New Delhi, June 19 (IANS) Dealing a blow to the Delhi government’s efforts to revive the issue of the World Heritage City status for the national capital, Minister of State for Culture Mahesh Sharma said Friday that the decision is postponed for now. The minister was noncommittal about vying for the tag next year too.
“The decision is deferred for the time being,” Sharma told IANS, without explaining the reasons behind the decision, They are not reconsidering the decision next year, he added.
The centre has withdrawn Delhi’s nomination for the tag last month, just a month before UNESCO was to review nominations from across the world. The Delhi government had
approached the centre last week to review the decision.
Reacting to the minister’s comment, A.G.K. Menon, Convenor of the Indian National Trust for Art and Cultural Heritage (INTACH) said that the decision spells enormous loss for Delhi.
“All our hard work in the last five years has been wasted. The benefit was tangible and enormous. It could have helped the tourist flow a lot. Statistics from all over
the world show that tourism has benefited in a massive way from the heritage tag,” Menon told IANS.

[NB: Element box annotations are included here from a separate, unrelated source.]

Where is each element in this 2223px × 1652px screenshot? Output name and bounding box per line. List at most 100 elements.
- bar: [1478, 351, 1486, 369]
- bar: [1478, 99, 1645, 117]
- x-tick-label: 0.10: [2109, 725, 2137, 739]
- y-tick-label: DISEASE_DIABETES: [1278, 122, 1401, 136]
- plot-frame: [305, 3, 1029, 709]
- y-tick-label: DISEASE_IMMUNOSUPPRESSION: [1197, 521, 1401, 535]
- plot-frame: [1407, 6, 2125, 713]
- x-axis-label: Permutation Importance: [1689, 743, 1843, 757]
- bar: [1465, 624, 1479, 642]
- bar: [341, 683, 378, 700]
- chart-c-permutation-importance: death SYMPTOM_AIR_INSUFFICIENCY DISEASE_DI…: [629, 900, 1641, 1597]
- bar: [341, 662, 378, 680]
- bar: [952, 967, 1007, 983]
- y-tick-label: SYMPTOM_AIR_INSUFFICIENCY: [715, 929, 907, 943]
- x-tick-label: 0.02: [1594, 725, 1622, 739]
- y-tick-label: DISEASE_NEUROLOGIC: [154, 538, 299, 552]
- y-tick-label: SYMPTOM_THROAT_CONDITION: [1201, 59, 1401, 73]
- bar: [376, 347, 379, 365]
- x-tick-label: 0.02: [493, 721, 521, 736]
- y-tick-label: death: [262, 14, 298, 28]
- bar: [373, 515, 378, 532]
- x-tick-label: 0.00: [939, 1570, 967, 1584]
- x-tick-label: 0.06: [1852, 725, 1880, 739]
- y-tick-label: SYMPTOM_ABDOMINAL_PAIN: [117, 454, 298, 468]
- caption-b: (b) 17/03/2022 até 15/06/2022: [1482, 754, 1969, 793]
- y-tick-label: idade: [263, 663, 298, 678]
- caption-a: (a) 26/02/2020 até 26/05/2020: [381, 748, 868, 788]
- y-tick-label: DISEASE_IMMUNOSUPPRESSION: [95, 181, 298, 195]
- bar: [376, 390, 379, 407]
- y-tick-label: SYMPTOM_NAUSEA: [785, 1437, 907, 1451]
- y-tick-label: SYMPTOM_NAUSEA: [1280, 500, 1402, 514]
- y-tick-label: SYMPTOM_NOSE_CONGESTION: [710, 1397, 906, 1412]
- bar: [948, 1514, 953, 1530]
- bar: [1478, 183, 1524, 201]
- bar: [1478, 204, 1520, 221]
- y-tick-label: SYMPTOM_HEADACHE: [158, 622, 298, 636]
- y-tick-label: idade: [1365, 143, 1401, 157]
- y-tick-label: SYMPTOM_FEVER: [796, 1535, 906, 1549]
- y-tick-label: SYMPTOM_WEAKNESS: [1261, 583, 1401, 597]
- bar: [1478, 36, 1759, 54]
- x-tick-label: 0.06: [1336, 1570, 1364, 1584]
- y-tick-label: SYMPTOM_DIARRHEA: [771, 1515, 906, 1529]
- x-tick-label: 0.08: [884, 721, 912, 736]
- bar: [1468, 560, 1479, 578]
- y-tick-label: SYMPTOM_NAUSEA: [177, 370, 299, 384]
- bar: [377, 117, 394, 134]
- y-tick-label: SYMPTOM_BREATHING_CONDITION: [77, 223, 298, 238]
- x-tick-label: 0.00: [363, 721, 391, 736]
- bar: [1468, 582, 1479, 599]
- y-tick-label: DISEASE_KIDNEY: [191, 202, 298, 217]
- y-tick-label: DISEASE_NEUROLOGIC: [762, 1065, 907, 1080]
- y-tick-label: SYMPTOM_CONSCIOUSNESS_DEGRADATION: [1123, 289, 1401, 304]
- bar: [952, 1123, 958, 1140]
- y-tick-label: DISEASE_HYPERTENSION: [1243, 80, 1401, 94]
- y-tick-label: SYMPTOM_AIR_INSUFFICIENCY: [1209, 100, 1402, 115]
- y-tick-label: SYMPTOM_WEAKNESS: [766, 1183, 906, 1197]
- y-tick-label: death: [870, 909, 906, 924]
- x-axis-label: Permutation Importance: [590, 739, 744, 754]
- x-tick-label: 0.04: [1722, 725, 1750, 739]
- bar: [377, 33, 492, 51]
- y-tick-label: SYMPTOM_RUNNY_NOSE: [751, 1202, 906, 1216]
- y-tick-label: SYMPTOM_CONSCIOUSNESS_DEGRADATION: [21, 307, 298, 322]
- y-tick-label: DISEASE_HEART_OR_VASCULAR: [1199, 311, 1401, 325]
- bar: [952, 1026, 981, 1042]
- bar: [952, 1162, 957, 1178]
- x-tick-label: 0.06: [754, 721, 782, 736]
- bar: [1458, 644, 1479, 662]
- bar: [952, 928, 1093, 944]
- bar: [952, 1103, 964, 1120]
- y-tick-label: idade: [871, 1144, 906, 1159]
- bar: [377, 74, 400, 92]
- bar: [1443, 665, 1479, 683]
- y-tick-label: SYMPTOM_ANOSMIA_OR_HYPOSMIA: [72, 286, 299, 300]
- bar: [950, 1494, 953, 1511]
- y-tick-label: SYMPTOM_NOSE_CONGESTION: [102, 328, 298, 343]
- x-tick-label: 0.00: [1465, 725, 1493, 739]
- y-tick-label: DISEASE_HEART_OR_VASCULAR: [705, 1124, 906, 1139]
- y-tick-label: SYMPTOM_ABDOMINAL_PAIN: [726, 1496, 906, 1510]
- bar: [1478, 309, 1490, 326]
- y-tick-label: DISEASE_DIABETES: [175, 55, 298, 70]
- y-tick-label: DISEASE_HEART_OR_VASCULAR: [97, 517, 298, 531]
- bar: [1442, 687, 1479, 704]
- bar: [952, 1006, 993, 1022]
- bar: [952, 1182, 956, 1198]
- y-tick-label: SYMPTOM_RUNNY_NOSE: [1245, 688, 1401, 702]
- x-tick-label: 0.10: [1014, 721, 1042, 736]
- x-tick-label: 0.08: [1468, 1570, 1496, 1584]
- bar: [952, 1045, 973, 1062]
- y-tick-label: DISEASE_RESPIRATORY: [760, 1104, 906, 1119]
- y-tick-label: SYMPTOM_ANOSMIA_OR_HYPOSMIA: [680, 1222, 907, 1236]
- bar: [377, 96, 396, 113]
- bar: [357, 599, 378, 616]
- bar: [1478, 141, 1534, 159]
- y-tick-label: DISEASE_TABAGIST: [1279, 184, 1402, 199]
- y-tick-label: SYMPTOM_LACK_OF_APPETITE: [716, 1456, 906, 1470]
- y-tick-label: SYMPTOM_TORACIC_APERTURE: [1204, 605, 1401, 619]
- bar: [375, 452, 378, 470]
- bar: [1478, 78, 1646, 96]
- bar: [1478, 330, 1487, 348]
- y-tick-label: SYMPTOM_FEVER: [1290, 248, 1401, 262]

The previous Congress government had sent the nomination to UNESCO in 2012 and the final dossier was prepared by INTACH was sent last January last year. The two designated sites were the walled city of Shahjahanabad and the Lutyens’s Bungalow Zone.
The centre has earlier claimed that the decision has been taken because it would hamper the infrastructure and development activity in the capital.
“We took the decision after having long discussion on the issue with the urban development ministry. We came to the conclusion that once the heritage tag is there, it will hamper some construction in the city plans and land use plans, so it will become difficult,” Sharma was quoted sas aying last month.
However, Menon contradicted the claim of restrictions on development.
“Since both the designated sites are already protected sites in the Master Plan of Delhi, there is no question of imposing restrictions by UNESCO. The heritage tag is not going to hamper any development activity. There are over 220 heritage sites in the world and nowhere it is affecting construction work. The total area covered by the bid was
only two per cent of the NCT of Delhi’s total area,” said Menon.
Delhi’s loss could be to the advvantage of Mumbai or Ahmebad next year, which are potential contenders for the UNESCO tag. However, Menon felt that being an eternal optimistic, he will pitch for Delhi in the coming years too.
“I hope that if not the next year, may be in the coming years, Delhi will vie for the tag. Being an eternal optimist, I am not ready to give up,” said Menon.
Three of Delhi heritage sites, the Red Fort, the Qutub Minar and Humayun’s Tomb,
are in the list of UNESCO’s 1,000-odd World Heritage Sites. However, no Indian city has earned the title of a World Heritage City.